USC is actually best for people who are already quite good at filmmaking and know what they are doing. In addition, this school is more helpful for people who want to be blockbuster directors and make films in a more standard way. However, artists who try to break the mold or make experimental work will not be as well supported, especially by the faculty who often don't understand that type of filmmaking. Stories told by POC exist in plenty but because most of the faculty is white those stories also do not get the best support that they should. When it comes to tracks, directing, cinematography, and PD are the weaker tracks here. Writing, producing, and post-production (editing and sound) are strong. The editing and sound facilities are definitely good and the faculty will train you from the beginning.

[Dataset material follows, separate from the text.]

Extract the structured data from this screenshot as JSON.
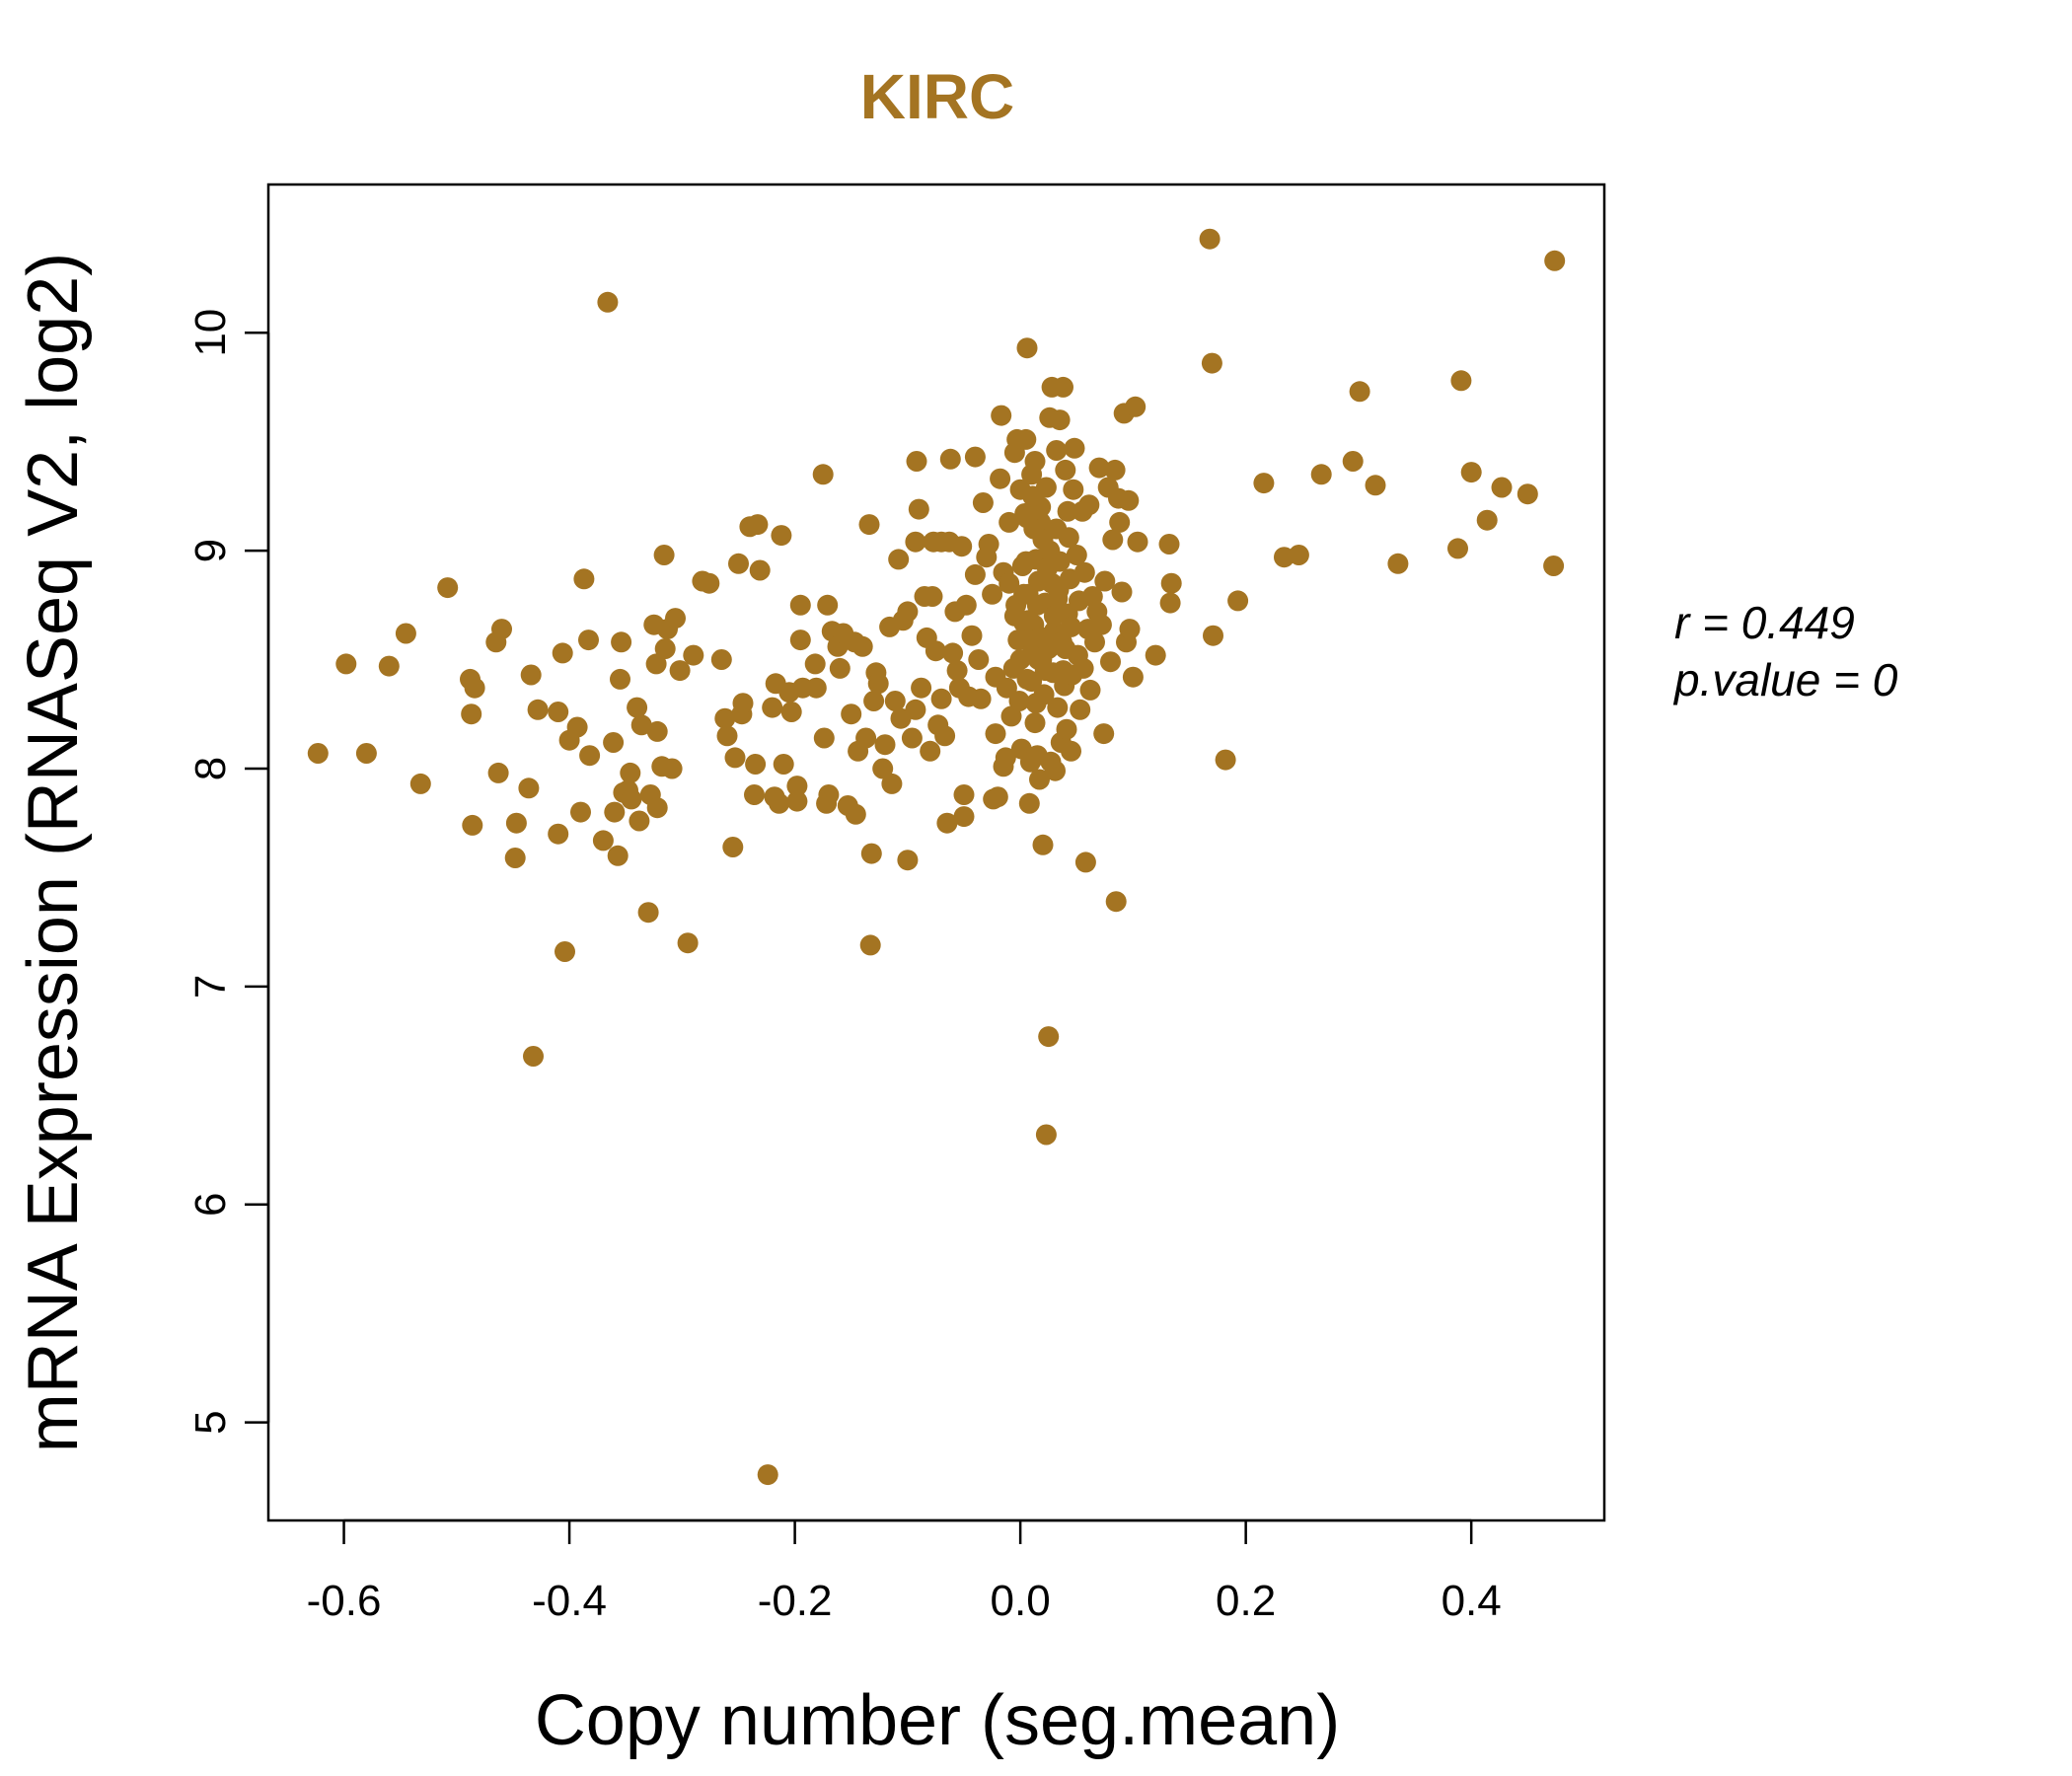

I can't say if USC is worth it or not really. I'd have to graduate to see if it is but I think it can be depending on what your goals are, what you want to do, and whether you can afford it. I have learned a lot from doing things in classes but I do wish that the education was structured better. The film program can certainly help you get a job (esp if you do a post-production track), gain familiarity with equipment, and learn technical skills but it won't help you become a better artist. However, I do think that coming to USC will open doors career wise because it is well-connected but so far it has come at the cost of dealing with all of the bullshit of the school. By the time people graduate the anger of going through the first year is gone but many are left with mixed feelings. You should know what to expect before you say yes.

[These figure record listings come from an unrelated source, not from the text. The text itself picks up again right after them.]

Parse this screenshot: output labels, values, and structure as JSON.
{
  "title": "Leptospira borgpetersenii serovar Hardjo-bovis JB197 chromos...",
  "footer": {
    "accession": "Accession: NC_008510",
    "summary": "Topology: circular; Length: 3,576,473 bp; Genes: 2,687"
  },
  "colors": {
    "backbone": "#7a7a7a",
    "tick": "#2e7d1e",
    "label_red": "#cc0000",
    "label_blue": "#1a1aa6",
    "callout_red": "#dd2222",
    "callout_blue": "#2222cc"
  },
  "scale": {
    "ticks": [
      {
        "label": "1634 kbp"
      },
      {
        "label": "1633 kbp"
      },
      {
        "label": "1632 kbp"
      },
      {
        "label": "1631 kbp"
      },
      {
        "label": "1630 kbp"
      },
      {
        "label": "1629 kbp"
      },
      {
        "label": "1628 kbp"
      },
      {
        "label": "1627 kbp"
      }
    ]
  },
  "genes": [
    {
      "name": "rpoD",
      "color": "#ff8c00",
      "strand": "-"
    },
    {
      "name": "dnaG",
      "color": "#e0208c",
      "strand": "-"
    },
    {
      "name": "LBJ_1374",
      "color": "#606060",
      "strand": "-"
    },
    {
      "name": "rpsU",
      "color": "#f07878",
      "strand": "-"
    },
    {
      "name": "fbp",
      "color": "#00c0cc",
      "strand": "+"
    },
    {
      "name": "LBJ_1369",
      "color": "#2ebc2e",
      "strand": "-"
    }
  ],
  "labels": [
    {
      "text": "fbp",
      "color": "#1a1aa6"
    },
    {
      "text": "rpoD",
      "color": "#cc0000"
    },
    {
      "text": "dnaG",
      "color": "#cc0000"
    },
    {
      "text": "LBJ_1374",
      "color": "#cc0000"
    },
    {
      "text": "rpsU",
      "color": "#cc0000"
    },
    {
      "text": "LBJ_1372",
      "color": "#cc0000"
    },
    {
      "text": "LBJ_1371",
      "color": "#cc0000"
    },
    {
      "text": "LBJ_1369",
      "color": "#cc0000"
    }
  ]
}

They pick literally anyone, students who have no idea what filmmaking is (not talking about experience but at least passion and basic understanding of filmmaking)

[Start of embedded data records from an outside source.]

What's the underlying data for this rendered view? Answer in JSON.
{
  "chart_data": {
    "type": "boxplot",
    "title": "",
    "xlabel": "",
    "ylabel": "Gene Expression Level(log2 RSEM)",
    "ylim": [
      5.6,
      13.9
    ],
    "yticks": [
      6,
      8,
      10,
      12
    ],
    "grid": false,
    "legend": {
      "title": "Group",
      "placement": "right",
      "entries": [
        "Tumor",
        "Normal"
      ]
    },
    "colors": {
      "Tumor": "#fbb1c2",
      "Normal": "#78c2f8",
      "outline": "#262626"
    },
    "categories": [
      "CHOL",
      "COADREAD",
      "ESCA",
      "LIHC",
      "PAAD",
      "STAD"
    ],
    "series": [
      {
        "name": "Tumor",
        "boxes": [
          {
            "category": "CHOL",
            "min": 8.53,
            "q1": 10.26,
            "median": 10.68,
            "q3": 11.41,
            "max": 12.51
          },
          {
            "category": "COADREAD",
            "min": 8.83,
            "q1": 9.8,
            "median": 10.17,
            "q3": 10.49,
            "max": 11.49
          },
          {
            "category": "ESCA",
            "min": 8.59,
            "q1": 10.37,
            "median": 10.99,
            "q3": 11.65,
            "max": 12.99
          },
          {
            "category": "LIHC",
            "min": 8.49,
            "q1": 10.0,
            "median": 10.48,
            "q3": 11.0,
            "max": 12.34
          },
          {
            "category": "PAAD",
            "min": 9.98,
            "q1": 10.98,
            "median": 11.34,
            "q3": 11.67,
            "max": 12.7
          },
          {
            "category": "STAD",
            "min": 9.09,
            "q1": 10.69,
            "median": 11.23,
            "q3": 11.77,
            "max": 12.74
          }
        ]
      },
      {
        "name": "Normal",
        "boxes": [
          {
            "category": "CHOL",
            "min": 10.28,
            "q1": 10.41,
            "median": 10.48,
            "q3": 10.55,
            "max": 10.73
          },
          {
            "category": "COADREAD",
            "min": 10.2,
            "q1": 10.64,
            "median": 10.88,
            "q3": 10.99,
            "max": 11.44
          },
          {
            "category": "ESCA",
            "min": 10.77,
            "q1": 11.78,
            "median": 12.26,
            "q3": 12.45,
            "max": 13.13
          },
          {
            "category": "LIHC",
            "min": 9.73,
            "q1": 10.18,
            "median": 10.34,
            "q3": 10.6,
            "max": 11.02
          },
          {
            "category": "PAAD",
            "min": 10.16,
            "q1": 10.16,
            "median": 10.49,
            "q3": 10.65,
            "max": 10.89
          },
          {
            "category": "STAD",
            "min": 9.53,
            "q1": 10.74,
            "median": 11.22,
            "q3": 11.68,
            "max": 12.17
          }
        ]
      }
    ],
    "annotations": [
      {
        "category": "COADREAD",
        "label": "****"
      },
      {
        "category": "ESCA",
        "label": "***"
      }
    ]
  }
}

Terrible taste (Hollywood trash, as I stated. They would all die for Marvel because- KeviN FeiGe iS aN AlUmNi)
Expensive (Tuition + living cost in LA for 3 years, plus production cost etc would likely cost you a literal kidney)
USC owns YOUR film that YOU pay on your own
Most students can't accept criticism and can't give criticism
They rely on sappy stories to make film, without actually having merit
Useless first year
Terrible equipment with low production value
Not actual industry network as they market, most of the time it's just B-list directors who happen to be friends with the faculty
Overall, this school is what 'quantity over quality' means.
The network they brag about is absolutely not as they market. The filmmakers who come mostly make low-rated films that happen to need a boost of marketing. Occasionally they are good, don't get me wrong, but it's just gonna be once every semester so I wouldn't call that good network.
I would give it 0 star but this website won't let me.
Oh and the SCA building is a horrific building, an insult to any architect in the world. At least $75 million endowment from alumni and organizations are distributed to the construction of this awful building instead of I don't know, scholarship? Emergency fund? Lower tuition?
If you don’t get a scholarship to attend USC I would advise against going. It’s too much money to throw away for a school with so many problems. The first year is remedial film. If you’ve ever taken film before, it’s useless. 6 units are devoted to critical studies, which at the time of writing is 12k. Do yourself a favor and save for a house.
The so called network only helps a certain few. The fact that you’re in college helps more, so I would choose a cheaper school.